Embora ninguém morasse ali há muito tempo, não havia um grão de poeira nos móveis ou no chão; era evidente que alguém vinha limpar regularmente.
— Eu sempre peço para alguém vir fazer a limpeza. Só precisamos trazer as malas e já podemos morar. — Disse Camila, enquanto abria a porta do quarto voltado para o sul.
— Marcelo, você fica neste quarto. A luz é boa, é silencioso, ideal para se recuperar.
Beatriz nunca tinha estado naquele lugar e olhava ao redor com curiosidade e entusiasmo.
— Não sabia que o vovô e a vovó tinham comprado um apartamento tão bonitinho para você.

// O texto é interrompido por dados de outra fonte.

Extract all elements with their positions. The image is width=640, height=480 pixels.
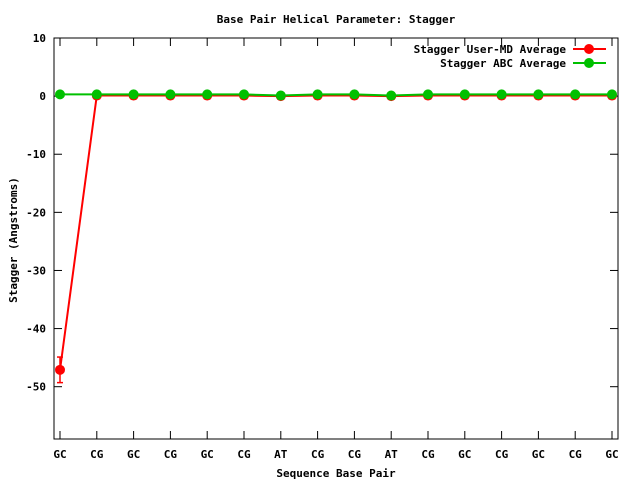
x-tick-label: GC (201, 448, 214, 461)
chart-title: Base Pair Helical Parameter: Stagger (217, 13, 456, 26)
data-point (239, 89, 249, 100)
y-tick-label: 10 (33, 32, 46, 45)
y-tick-label: -10 (26, 148, 46, 161)
data-point (496, 89, 507, 100)
x-tick-label: GC (127, 448, 140, 461)
data-point (459, 89, 470, 100)
x-tick-label: CG (90, 448, 104, 461)
data-point (607, 89, 617, 100)
x-tick-label: GC (532, 448, 545, 461)
y-axis-ticks: 10 0 -10 -20 -30 -40 -50 (26, 32, 618, 394)
x-tick-label: GC (53, 448, 66, 461)
series-layer (55, 89, 617, 384)
x-tick-label: AT (274, 448, 288, 461)
plot-frame (53, 37, 619, 440)
x-axis-ticks: GC CG GC CG GC CG AT CG CG AT CG GC CG GC CG GC (53, 38, 619, 461)
data-point (533, 89, 544, 100)
data-point (423, 89, 433, 100)
x-tick-label: GC (458, 448, 471, 461)
legend-label: Stagger ABC Average (440, 57, 566, 70)
x-tick-label: CG (495, 448, 509, 461)
y-axis-label: Stagger (Angstroms) (7, 177, 20, 303)
x-tick-label: CG (569, 448, 583, 461)
y-tick-label: -30 (26, 264, 46, 277)
x-tick-label: CG (164, 448, 178, 461)
x-tick-label: AT (385, 448, 399, 461)
y-tick-label: 0 (39, 90, 46, 103)
data-point (128, 89, 139, 100)
y-tick-label: -20 (26, 206, 46, 219)
data-point (570, 89, 581, 100)
x-axis-label: Sequence Base Pair (276, 467, 396, 480)
data-point (165, 89, 176, 100)
legend-marker (584, 44, 594, 54)
legend-marker (584, 58, 594, 68)
data-point (91, 89, 102, 100)
data-point (312, 89, 323, 100)
series-line (59, 94, 612, 370)
data-point (55, 89, 65, 100)
x-tick-label: CG (421, 448, 435, 461)
x-tick-label: CG (348, 448, 362, 461)
y-tick-label: -50 (26, 381, 46, 394)
data-point (386, 90, 397, 101)
x-tick-label: CG (237, 448, 251, 461)
y-tick-label: -40 (26, 323, 46, 336)
series-2 (55, 89, 617, 101)
series-line (60, 93, 612, 97)
data-point (349, 89, 360, 100)
series-1 (55, 90, 617, 384)
data-point (55, 364, 65, 375)
data-point (202, 89, 213, 100)
legend-label: Stagger User-MD Average (414, 43, 567, 56)
x-tick-label: GC (605, 448, 618, 461)
x-tick-label: CG (311, 448, 325, 461)
data-point (275, 90, 286, 101)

Por que nunca nos trouxe aqui?
Camila tocou o nariz, sentindo-se um pouco culpada:
— Porque eu sempre considerei este lugar o meu refúgio secreto.

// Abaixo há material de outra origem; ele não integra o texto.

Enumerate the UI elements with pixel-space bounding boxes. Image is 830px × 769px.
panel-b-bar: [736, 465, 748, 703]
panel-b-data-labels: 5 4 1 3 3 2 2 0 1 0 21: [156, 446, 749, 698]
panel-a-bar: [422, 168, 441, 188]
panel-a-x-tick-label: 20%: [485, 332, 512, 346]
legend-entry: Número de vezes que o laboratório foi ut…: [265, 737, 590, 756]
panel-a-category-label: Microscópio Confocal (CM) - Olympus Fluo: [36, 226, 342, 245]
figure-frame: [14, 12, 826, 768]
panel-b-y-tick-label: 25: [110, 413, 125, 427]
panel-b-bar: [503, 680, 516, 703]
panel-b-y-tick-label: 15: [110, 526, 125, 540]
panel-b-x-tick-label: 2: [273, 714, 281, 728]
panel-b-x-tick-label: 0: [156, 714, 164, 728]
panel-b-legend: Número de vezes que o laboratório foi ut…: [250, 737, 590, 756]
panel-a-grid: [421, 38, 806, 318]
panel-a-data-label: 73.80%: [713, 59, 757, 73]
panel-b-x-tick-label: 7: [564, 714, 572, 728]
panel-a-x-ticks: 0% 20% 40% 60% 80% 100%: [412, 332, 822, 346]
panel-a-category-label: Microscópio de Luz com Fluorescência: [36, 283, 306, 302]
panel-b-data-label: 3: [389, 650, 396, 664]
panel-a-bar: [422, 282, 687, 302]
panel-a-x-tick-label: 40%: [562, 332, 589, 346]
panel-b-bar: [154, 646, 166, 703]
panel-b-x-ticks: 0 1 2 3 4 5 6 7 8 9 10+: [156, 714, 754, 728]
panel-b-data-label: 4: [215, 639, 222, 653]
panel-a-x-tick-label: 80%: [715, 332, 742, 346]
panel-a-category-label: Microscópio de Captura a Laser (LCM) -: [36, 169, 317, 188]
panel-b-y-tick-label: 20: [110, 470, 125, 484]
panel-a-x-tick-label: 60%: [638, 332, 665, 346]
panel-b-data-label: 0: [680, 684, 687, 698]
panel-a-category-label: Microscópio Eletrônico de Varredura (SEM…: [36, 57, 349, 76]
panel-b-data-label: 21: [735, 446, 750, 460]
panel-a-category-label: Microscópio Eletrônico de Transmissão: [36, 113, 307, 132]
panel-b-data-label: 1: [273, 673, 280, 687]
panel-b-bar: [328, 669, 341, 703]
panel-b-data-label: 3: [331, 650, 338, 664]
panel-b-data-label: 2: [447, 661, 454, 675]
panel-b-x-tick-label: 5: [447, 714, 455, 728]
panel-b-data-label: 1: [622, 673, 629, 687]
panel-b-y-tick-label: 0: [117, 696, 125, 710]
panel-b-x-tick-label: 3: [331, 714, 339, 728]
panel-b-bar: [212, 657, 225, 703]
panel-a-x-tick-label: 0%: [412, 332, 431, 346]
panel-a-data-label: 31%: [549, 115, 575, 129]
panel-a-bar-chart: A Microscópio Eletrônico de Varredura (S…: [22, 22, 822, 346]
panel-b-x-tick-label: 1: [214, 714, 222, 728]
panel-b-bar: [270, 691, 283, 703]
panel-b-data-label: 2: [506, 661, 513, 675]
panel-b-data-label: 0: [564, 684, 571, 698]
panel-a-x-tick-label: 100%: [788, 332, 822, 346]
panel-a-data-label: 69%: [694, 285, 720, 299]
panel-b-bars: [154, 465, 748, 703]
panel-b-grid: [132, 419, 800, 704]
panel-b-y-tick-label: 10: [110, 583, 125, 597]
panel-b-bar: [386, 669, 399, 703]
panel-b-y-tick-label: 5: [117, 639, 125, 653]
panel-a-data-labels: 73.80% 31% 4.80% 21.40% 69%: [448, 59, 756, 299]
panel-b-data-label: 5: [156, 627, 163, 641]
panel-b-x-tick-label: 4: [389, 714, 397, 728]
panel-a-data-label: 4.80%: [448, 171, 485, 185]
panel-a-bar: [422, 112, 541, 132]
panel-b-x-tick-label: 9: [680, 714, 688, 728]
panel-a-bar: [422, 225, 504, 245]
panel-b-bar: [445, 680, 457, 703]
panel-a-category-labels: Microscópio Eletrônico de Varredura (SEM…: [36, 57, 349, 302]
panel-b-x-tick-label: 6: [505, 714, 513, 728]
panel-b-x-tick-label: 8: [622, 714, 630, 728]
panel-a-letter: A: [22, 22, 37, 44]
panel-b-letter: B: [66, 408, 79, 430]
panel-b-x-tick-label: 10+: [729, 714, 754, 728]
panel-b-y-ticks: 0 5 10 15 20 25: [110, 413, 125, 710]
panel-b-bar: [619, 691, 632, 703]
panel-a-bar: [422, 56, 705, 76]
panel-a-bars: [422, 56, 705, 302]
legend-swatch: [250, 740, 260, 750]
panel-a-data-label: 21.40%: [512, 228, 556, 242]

— Antigamente, se eu brigava com seu pai ou tinha algum problema, vinha para cá passar um tempo sozinha.
— Como não queria ser incomodada, nunca trouxe vocês.
Mas quem diria que, nesta altura da vida, ela estaria prestes a se divorciar do marido.
Felizmente, mesmo frequentando pouco o local ultimamente, Camila manteve a limpeza em dia.
Caso contrário, só a faxina teria deixado os três exaustos.
O restante do dia foi ocupado com a organização.
Camila arrumava tudo por dentro e por fora, pendurando as roupas no armário, enquanto Beatriz cuidava dos itens menores.
Marcelo foi ordenado a descansar. Sentado no sofá, vendo a mãe e a irmã indo e vindo, uma sensação estranha surgiu em seu peito.
Era difícil descrever...
Parecia uma felicidade leve, quase irreal.